Born on March 24, 1956, Garry Lewis Templeton was the opposite of the epitome of the usual 1970’s shortstop. Most of the shortstops of the era played great defense but contributed little offensively. Templeton, however, could hit (and play pretty well defensively). From 1977-1979, he led the league in triples, and during his first six seasons (all in St. Louis), he always hit near .300. He also stole close to 30 bases a season (but he did get thrown out quite a bit). A solid player, but he had his issues.

He made an All-Star in his first full season in 1977, and he made another one in 1979. However, in 1979, he caused a little stir. Though he had better numbers than any other NL shortstop, he wasn’t elected to be a starter in the game, but he was asked to be a reserve. Templeton responded somewhat infamously, “If I ain’t a startin’, I ain’t a departin’.” Already not pleasing fans, he made matters worse late in 1981. If you know what’s good for you in St. Louis, you don’t piss off the fans, but 1981 was rough for Templeton. When a heckler gave him more grief than he could stand, he flicked him off. The following off-season, he was traded for light-hitting shortstop Ozzie Smith.

Though not a fan-favorite in St. Louis, Templeton became a much beloved Padre even though his statistics suffered. Unfortunately for Templeton, Smith decided to hit (well, at least for him and for a shortstop). At the same time, Templeton began suffering knee injuries that diminished his hitting and stealing abilities. He stayed in San Diego until he was traded to the Mets in 1991 in what would be his last season.

As you have read in Josh’s interview, he now manages the Long Beach Armada.


One Response to “Garry Templeton”

  1. Ron Rollins Says:

    He did flip them the bird, and he was wrong to do so.

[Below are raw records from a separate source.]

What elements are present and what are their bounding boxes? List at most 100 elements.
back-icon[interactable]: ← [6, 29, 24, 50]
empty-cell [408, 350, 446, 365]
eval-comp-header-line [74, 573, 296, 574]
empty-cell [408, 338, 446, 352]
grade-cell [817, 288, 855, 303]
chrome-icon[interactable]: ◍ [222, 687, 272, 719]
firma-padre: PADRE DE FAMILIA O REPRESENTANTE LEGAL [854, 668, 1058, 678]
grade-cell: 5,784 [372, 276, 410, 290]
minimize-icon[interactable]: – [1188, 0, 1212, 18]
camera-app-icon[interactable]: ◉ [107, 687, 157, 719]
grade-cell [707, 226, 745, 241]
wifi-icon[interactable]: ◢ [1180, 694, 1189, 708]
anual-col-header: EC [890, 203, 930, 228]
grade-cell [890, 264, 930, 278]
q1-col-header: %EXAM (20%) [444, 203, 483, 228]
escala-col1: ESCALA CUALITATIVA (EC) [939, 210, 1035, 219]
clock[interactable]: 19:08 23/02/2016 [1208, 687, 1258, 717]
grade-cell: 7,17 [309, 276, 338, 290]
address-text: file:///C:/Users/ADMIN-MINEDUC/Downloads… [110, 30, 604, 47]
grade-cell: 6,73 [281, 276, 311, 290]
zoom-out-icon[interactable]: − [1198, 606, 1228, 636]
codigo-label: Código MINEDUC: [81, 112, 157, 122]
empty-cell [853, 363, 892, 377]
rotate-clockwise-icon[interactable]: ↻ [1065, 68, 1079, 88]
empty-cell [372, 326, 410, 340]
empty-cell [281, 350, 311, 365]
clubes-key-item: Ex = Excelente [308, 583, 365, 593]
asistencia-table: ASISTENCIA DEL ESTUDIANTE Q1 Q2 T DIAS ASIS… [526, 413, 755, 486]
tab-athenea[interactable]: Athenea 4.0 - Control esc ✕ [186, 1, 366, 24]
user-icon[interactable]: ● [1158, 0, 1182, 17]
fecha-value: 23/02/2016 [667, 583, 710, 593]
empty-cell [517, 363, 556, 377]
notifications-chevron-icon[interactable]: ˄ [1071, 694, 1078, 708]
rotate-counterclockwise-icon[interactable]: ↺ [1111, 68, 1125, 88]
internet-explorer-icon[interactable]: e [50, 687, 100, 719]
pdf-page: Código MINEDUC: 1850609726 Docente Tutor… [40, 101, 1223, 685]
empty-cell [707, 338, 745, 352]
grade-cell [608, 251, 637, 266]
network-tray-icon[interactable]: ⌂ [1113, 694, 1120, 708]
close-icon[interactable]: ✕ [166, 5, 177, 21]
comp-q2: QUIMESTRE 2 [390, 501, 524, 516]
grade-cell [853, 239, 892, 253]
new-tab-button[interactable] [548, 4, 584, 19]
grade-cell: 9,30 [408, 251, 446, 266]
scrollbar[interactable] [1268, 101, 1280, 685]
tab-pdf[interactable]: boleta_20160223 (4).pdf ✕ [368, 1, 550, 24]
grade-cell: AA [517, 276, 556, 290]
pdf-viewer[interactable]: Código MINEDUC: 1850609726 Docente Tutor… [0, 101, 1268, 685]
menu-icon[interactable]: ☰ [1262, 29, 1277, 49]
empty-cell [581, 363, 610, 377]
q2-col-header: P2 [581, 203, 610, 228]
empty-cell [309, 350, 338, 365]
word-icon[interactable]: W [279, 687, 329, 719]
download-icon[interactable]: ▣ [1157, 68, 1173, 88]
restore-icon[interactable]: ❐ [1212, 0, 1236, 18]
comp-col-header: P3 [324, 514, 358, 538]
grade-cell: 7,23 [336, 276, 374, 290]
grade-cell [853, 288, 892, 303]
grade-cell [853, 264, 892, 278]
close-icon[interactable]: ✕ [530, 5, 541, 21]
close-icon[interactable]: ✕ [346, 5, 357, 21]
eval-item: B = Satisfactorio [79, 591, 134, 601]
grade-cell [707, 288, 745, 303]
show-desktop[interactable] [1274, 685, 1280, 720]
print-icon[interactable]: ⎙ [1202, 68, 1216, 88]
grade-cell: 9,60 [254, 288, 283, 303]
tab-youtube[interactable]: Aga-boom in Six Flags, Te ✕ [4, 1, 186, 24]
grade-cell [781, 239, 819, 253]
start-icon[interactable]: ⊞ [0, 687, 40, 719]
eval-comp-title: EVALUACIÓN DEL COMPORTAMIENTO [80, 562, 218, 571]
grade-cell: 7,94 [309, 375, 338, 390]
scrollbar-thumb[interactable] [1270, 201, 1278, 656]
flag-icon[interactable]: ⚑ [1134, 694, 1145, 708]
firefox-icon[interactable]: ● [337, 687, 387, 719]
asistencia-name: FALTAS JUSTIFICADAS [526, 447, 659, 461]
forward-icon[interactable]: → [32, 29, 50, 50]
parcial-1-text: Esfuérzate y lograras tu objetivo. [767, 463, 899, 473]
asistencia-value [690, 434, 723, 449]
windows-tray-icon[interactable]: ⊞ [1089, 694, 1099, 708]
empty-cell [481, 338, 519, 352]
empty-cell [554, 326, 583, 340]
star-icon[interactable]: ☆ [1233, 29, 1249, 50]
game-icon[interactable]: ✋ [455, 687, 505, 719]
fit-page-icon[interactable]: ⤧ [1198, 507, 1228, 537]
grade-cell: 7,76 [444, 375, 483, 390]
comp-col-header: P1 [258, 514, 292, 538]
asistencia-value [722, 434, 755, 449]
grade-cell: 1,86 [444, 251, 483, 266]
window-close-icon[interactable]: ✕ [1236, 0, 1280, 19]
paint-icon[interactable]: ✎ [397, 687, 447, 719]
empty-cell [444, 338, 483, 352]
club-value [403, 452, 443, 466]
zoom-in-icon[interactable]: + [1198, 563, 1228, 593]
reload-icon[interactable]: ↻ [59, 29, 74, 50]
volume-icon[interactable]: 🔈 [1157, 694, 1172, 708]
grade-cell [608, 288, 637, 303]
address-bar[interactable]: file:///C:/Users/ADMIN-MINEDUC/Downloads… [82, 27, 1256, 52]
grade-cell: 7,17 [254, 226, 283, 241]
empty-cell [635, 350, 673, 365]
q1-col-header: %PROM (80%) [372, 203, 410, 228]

    But the fans had no reason to be on him. They were making racist comments towards him, and he responded.

    Beyond not wanting to go to the All-Star game, that was the only negative I heard about him.

    Supposedly he had an attitude, but so did Pete Rose, and no one cared about that.

    He was a black man speaking his mind in the 70's in St Louis, and that was an issue.